Somewhere in the middle of all, I had thought of coming back to you – of writing, of capturing the moments and not losing myself in the whirl and drone of everything. But being vulnerable to everyone and no one out there, to critics and those who cared (both too much and too little) made me hesitate.

Three years is not a long time. I learned to hide my weaknesses so that others won’t see it and to play up my strengths so that I would get noticed. I learned to care less about what others said about me, and maybe in the midst of it care less about people. I was so tired of the humdrum that I learned to chant the mantra ‘one day at a time’, and in the process, forgot how to dream.

So here I am, cradling my three-week old son in my arms, and saying hello to you again.

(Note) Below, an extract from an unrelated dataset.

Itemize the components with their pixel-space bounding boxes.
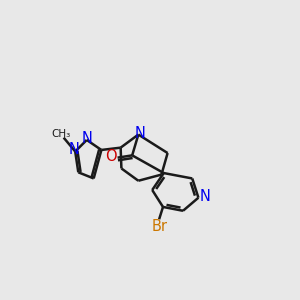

Here I am, looking for a little of who I lost – that creative and curious individual unafraid to put herself out there through her writing – and at the same time looking for who I would be. Your blank pages give me muse to start over again and again, without a care for who I was yesterday. Your blank pages help me to grow and blossom, but not forget where my roots are. Your blank pages challenge me to create out of nothing.

Three years is a long time. I’ve grown and changed (a married woman is never the same as before). And so I deleted that page where I tried to do a little on the side and left a contact (which was never used), because I’m back to write for writing’s sake. I’ve decided to be vulnerable and authentic, because there is beauty in the ashes for those who write and those who read (nevermind if it is no one at all).

I’ll try not to wait out another blur of three years but to carry each challenge and triumph through your pages, so that I can remember the lessons learnt, the lessons I will teach my children and for who I am.